ABD, Avrupa ve Japonya’da yapılan bir dizi araştırma da patentlerin inovasyonu teşvik etmede etkili olduğunu desteklemekte; katılımcı şirketler, özellikle biyoteknoloji, ilaçlar, kimyasallar ve belirli ölçüde makine ve bilgisayar gibi bazı sektörlerde patentlerin rekabet avantajlarını koruma açısından son derece önemli olduğunu bildirmiştir (Levin, Klevorick, Nelson ve Winter, 1987; Cohen, Nelson and Walsh, 2000). Bunun yanında yeni araştırma ve geliştirme projeleri kurulup bilim insanlarına gerekli imkanları tanınıp araştırmaları güvence altına alınarak verim ve yaratıcılık teşvik edilebilir.
Politik denge de verimi etkileyen unsurlardan biridir. Önünü göremeyen çoğu yatırımcı politikanın dengede olmadığı dönemlerde yatırımdan vazgeçmekte ya da temkinli olmakta, yeni girişim sayısı düşmektedir. Ayrıca yolsuzluk ve rüşvetler de verimin düşmesini doğurmaktadır.

Nüfus artışı da verimde etkili bir unsurdur. Nüfus artışıyla işçi sayısı artsa da buna karşılık daha çok talep ve tüketim olacaktır. Daha çok ürün üretilecek ve daha fazla ürün tüketilecektir. Eğitimli daha az birey, eksik eğitimli daha fazla bireyden daha verimli çalışacaktır. Bunlar gibi onlarca etken sayılabileceğinden nüfus artışının verim ve büyümede etkisi öngörülemez.

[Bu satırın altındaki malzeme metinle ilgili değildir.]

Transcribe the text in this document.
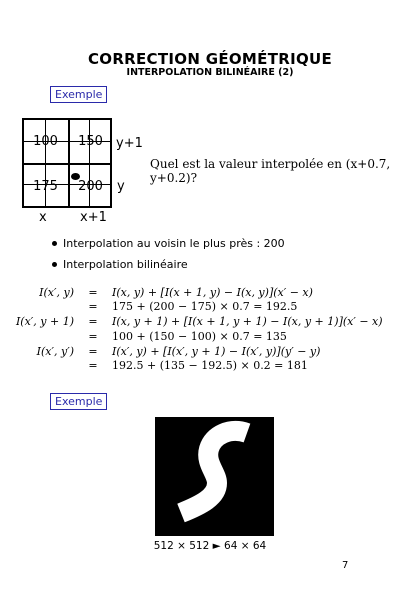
CORRECTION GÉOMÉTRIQUE
INTERPOLATION BILINÉAIRE (2)
Exemple
100	150
175	200
y+1
y
x	x+1
Quel est la valeur interpolée en (x+0.7, y+0.2)?
Interpolation au voisin le plus près : 200
Interpolation bilinéaire
I(x′, y) = I(x, y) + [I(x + 1, y) − I(x, y)](x′ − x)
= 175 + (200 − 175) × 0.7 = 192.5
I(x′, y + 1) = I(x, y + 1) + [I(x + 1, y + 1) − I(x, y + 1)](x′ − x)
= 100 + (150 − 100) × 0.7 = 135
I(x′, y′) = I(x′, y) + [I(x′, y + 1) − I(x′, y)](y′ − y)
= 192.5 + (135 − 192.5) × 0.2 = 181
Exemple
512 × 512 ► 64 × 64
7
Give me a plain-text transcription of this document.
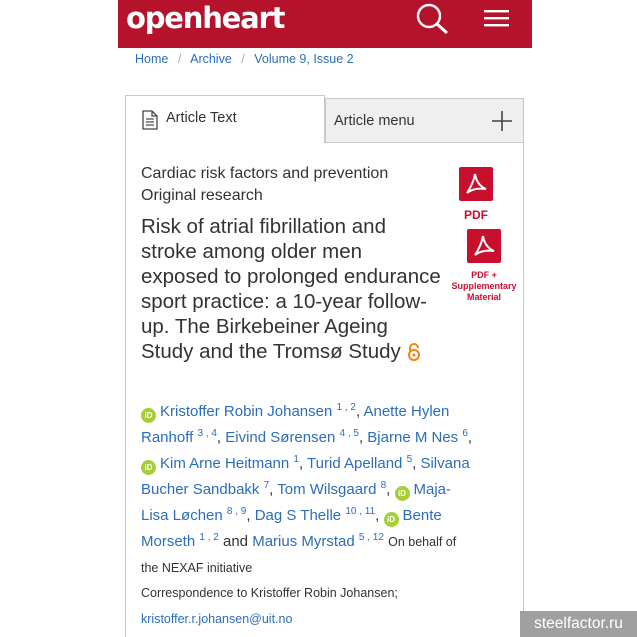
openheart
Home / Archive / Volume 9, Issue 2
Article Text	Article menu
Cardiac risk factors and prevention
Original research
Risk of atrial fibrillation and stroke among older men exposed to prolonged endurance sport practice: a 10-year follow-up. The Birkebeiner Ageing Study and the Tromsø Study
PDF
PDF +
Supplementary
Material
iD Kristoffer Robin Johansen $^{1 , 2}$, Anette Hylen Ranhoff $^{3 , 4}$, Eivind Sørensen $^{4 , 5}$, Bjarne M Nes $^6$, iD Kim Arne Heitmann $^1$, Turid Apelland $^5$, Silvana Bucher Sandbakk $^7$, Tom Wilsgaard $^8$, iD Maja-Lisa Løchen $^{8 , 9}$, Dag S Thelle $^{10 , 11}$, iD Bente Morseth $^{1 , 2}$ and Marius Myrstad $^{5 , 12}$ On behalf of the NEXAF initiative
Correspondence to Kristoffer Robin Johansen;
kristoffer.r.johansen@uit.no	steelfactor.ru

Ekonominin üretim veya hizmet sektörlerinden meydana gelen, verimi etkileyen beklenmedik büyük bir değişikliği ifade eder. Bu değişiklik genellikle teknolojik gelişmeler, yeni iş süreçleri, düzenleyici değişiklikler veya dış şoklar gibi faktörlere bağlı olarak ortaya çıkabilir. Tarihten negatif ve pozitif olarak iki örnek verilebilir:
1973 yılında OAPEC ülkelerinin (Petrol İhraç Eden Arap Ülkeleri) ABD’nin İsrail’e destek vermesinin ardından uyguladığı petrol ambargosunda, petrol fiyatları tavan yaptı. Kadınların da sürülerce işe atıldığı döneme denk gelen bu kriz, ekonomiye daha fazla para alınarak çözülmeye çalışılsa da bu ülkeyi yüksek enflasyona sürükledi.
1990’larda ise yüksek kapasiteli bilgisayar çiplerinin üretilmesi, internetin keşfi gibi yaşanan art arda teknolojik gelişmeler ülke çapında verimi ve ekonomik büyümeyi arttırdı.